GPs ‘should proactively target carers’ and offer them health checks, urges charity

Louise Prime

Tuesday, 29 November 2016

More than half of elderly people who are carers for family members risk their own health suffering as a result, according to a survey by the UK’s largest charity for unpaid carers. Carers Trust reported this morning that well over four in every five elderly carers had health problems of their own, and it urged GPs to proactively target these patients and offer them health checks.

The charity commissioned a survey of carers older than 65, in October and November, and 422 people responded. This revealed that a high proportion of older carers are themselves sick or disabled – 86% reported health problems of their own, of whom two-thirds (67%) attributed their health problem to their caring role. In addition, three-quarters (75%) said their caring role meant they had had to give up an activity they enjoyed, and 46% said they had stopped an activity because they didn’t want to leave the person for whom they cared.

The survey also showed:

  • 56% cared around the clock; just under a fifth cared for more than 50 hours a week;
  • 57% had cancelled or postponed their own doctor’s or hospital appointments because of their caring role;
  • 81% said they felt lonely and isolated, and 83% said their loneliness and isolation was having a negative impact on their health.

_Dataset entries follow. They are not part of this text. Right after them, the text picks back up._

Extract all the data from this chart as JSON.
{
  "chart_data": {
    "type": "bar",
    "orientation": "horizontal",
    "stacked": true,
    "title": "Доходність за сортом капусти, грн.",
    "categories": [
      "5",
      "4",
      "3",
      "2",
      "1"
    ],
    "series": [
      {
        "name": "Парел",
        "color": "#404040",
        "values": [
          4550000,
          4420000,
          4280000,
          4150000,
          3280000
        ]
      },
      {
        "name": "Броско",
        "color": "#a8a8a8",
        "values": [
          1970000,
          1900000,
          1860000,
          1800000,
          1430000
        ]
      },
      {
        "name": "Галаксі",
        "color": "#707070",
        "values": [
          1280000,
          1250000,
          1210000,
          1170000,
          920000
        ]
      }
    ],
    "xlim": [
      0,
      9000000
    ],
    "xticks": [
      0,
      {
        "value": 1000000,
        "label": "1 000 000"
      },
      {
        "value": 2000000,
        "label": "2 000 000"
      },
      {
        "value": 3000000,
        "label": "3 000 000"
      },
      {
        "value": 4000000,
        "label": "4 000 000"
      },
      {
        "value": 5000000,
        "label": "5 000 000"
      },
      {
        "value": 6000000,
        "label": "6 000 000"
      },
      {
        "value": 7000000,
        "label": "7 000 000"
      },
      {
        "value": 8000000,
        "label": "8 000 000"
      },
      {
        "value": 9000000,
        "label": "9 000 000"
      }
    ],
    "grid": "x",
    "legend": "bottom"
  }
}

In the light of its findings, Carers Trust is calling for carers to be offered more support so they can look after their own health as well as caring for others – allowing them to stay well and get the medical care they need themselves, thus preventing future crises. It urged GPs “to target carers and proactively invite them for a health check”. It also called for elderly carers to be offered more flexible medical appointments, to allow them to fit appointments around the available replacement care.

The charity said local authorities should work with their local clinical commissioning groups and health and wellbeing boards to use their authority to help identify carers earlier and prevent poor health in the future.

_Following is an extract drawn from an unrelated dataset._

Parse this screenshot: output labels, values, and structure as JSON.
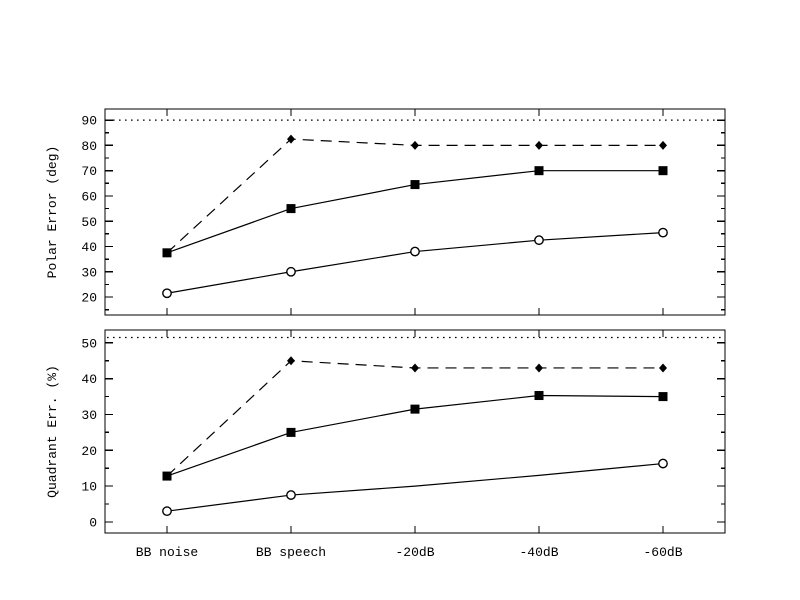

Its CEO Gail Scott-Spicer commented: “We have a generation of older people over the age of 65 who are carrying out one of the toughest roles there is – caring 24/7 for their husbands, wives and adult children. Some are sick or disabled themselves. There simply isn’t enough support for them so the least we can do is help them to look after their own health. If they become seriously ill too, the person they care for will go downhill which means a bleak future all round.”